Lets put it this way the fact you are asking kind of implies that you wouldn't be 100% happy with it.

I have had repairs done on alloy wheels that involved major welding but personally I would not never feel 100% happy with welding in the area around the holes, but thats just me.


Mr Whippy - 18/7/13 at 07:05 AM

Sorry didn't make it very clear

I actually mean the cars steel hub flange rather than touch the wheel at all

Now changed the title so it not misleading....

[Edited on 18/7/13 by Mr Whippy]


r1_pete - 18/7/13 at 07:07 AM

I doubt you would find anyone in the welding 'trade' who would do this for you.

Imagine the scenario, should one of the hubs fail and cause an accident..... I certainly would not want to be the welder being asked the inevitable questions.

In the 70s and early 80s it was possible to get alloys plugged and re drilled, but, I'm pretty sure that practice has been outlawed now.

Can't you sell the wheels on and buy something similar to fit the 4 stud car?


britishtrident - 18/7/13 at 07:14 AM

The hub might not actually be steel it could be SG Cast Iron or even sintered.

i have actually encountered hubs made of grey cast iron (no prizes for guessing how I found out) but that was on a boat trailer rubber suspension unit.


daveb666 - 18/7/13 at 07:18 AM

You can get hub adaptors to go from 4 stud to 5 stud off the shelf.


Mr Whippy - 18/7/13 at 07:22 AM

quote:
Originally posted by daveb666
You can get hub adaptors to go from 4 stud to 5 stud off the shelf.

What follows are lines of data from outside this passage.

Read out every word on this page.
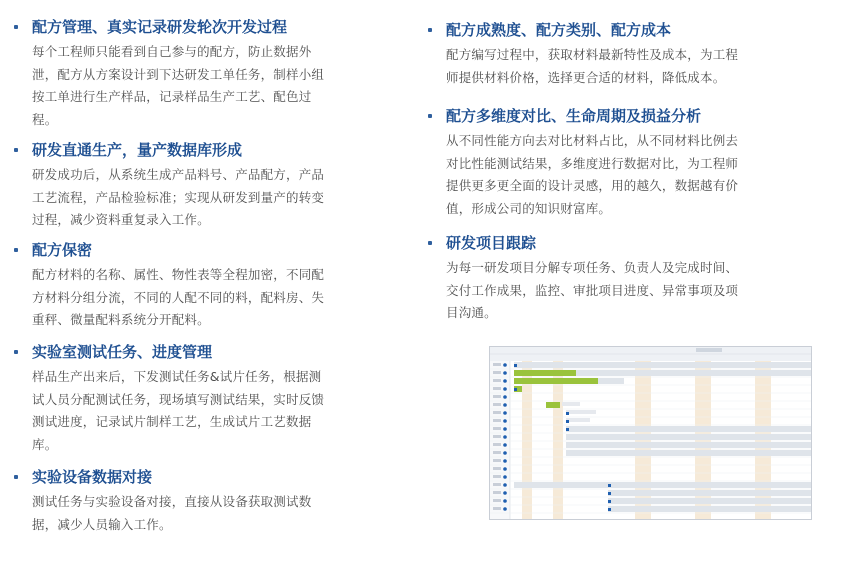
配方管理、真实记录研发轮次开发过程
每个工程师只能看到自己参与的配方，防止数据外
泄，配方从方案设计到下达研发工单任务，制样小组
按工单进行生产样品，记录样品生产工艺、配色过
程。
研发直通生产，量产数据库形成
研发成功后，从系统生成产品料号、产品配方，产品
工艺流程，产品检验标准；实现从研发到量产的转变
过程，减少资料重复录入工作。
配方保密
配方材料的名称、属性、物性表等全程加密，不同配
方材料分组分流，不同的人配不同的料，配料房、失
重秤、微量配料系统分开配料。
实验室测试任务、进度管理
样品生产出来后，下发测试任务&试片任务，根据测
试人员分配测试任务，现场填写测试结果，实时反馈
测试进度，记录试片制样工艺，生成试片工艺数据
库。
实验设备数据对接
测试任务与实验设备对接，直接从设备获取测试数
据，减少人员输入工作。
配方成熟度、配方类别、配方成本
配方编写过程中，获取材料最新特性及成本，为工程
师提供材料价格，选择更合适的材料，降低成本。
配方多维度对比、生命周期及损益分析
从不同性能方向去对比材料占比，从不同材料比例去
对比性能测试结果，多维度进行数据对比，为工程师
提供更多更全面的设计灵感，用的越久，数据越有价
值，形成公司的知识财富库。
研发项目跟踪
为每一研发项目分解专项任务、负责人及完成时间、
交付工作成果，监控、审批项目进度、异常事项及项
目沟通。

Thanks, Yeah I've seen these too but tbh they look quite scary plus the to PCD's are really close meaning an adaptor would probably not work in this case


ashg - 18/7/13 at 07:47 AM

the hub will most likely be hardened on the bearing surfaces, if you tig it you run the risk of getting it too hot and ruining the surface hardening.

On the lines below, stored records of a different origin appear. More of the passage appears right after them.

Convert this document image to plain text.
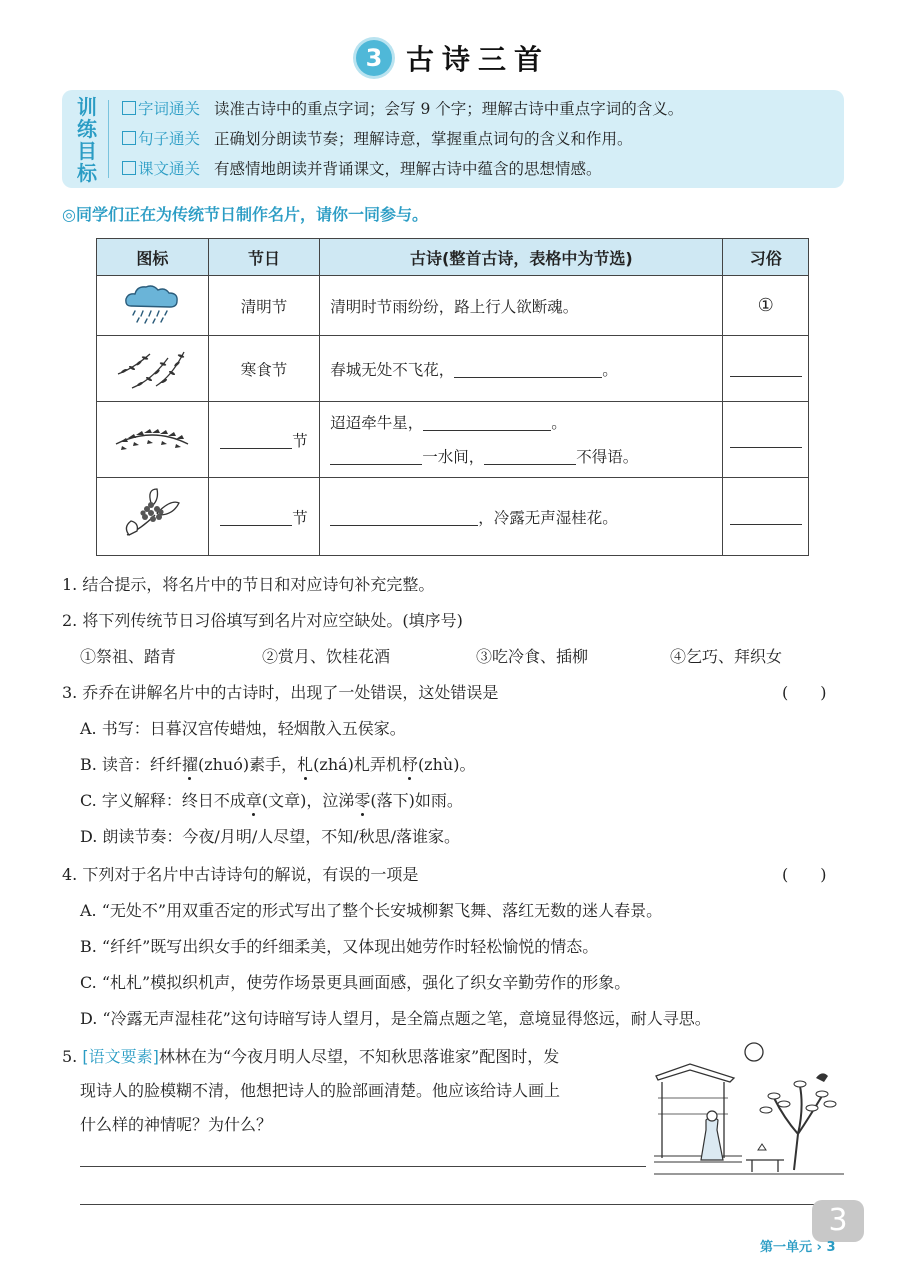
3 古诗三首
训
练
目
标
字词通关 读准古诗中的重点字词；会写 9 个字；理解古诗中重点字词的含义。
句子通关 正确划分朗读节奏；理解诗意，掌握重点词句的含义和作用。
课文通关 有感情地朗读并背诵课文，理解古诗中蕴含的思想情感。
◎同学们正在为传统节日制作名片，请你一同参与。
图标	节日	古诗(整首古诗，表格中为节选)	习俗
	清明节	清明时节雨纷纷，路上行人欲断魂。	①
	寒食节	春城无处不飞花， 。	
	节	迢迢牵牛星， 。
一水间， 不得语。	

	节	，冷露无声湿桂花。	
1. 结合提示，将名片中的节日和对应诗句补充完整。
2. 将下列传统节日习俗填写到名片对应空缺处。(填序号)
①祭祖、踏青	②赏月、饮桂花酒	③吃冷食、插柳	④乞巧、拜织女
3. 乔乔在讲解名片中的古诗时，出现了一处错误，这处错误是	(　　)
A. 书写：日暮汉宫传蜡烛，轻烟散入五侯家。
B. 读音：纤纤擢(zhuó)素手，札(zhá)札弄机杼(zhù)。
C. 字义解释：终日不成章(文章)，泣涕零(落下)如雨。
D. 朗读节奏：今夜/月明/人尽望，不知/秋思/落谁家。
4. 下列对于名片中古诗诗句的解说，有误的一项是	(　　)
A. “无处不”用双重否定的形式写出了整个长安城柳絮飞舞、落红无数的迷人春景。
B. “纤纤”既写出织女手的纤细柔美，又体现出她劳作时轻松愉悦的情态。
C. “札札”模拟织机声，使劳作场景更具画面感，强化了织女辛勤劳作的形象。
D. “冷露无声湿桂花”这句诗暗写诗人望月，是全篇点题之笔，意境显得悠远，耐人寻思。
5. [语文要素]林林在为“今夜月明人尽望，不知秋思落谁家”配图时，发
现诗人的脸模糊不清，他想把诗人的脸部画清楚。他应该给诗人画上
什么样的神情呢？为什么？
3
第一单元 › 3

loggyboy - 18/7/13 at 08:17 AM

What car is it? were 5 studs avaiable on them from the factory on higher models? or 'sister' models from the same make?
Or can you not source some 4 stud versions of the wheels?


MikeRJ - 18/7/13 at 08:35 AM

quote:
Originally posted by Mr Whippy
Thanks, Yeah I've seen these too but tbh they look quite scary plus the to PCD's are really close meaning an adaptor would probably not work in this case


How close are the PCDs?

It sounds like only a small part of one hole will need to be built up with weld, I would have no qualms about this provided the hub is 100% definitely a steel item.


Mr Whippy - 18/7/13 at 09:49 AM

Within 5mm, was going to use splined studs rather than threads in the flange


britishtrident - 18/7/13 at 11:44 AM

The Locost test for cast iron is quite rough & ready --- try grinding a non-essential bit of it with a sandng disc if the dust the comes off is horrible sooty black then it is cast iron, if not it is steel.


mcerd1 - 18/7/13 at 12:22 PM

personaly I'd never be 100% happy with them welded and re-drilled - dependign on the style of the hub you might be able to have new flanges made or ones from a similar car 'adjusted' to fit ?

what car is it ?


coyoteboy - 18/7/13 at 12:25 PM

I'd do it if it was steel, with regular inspections at first. However the PCD converting adaptors are perfectly good if you don't trash your geometry when adding 20ish mm to your scrub (i.e. if the offset of the new wheel compensates).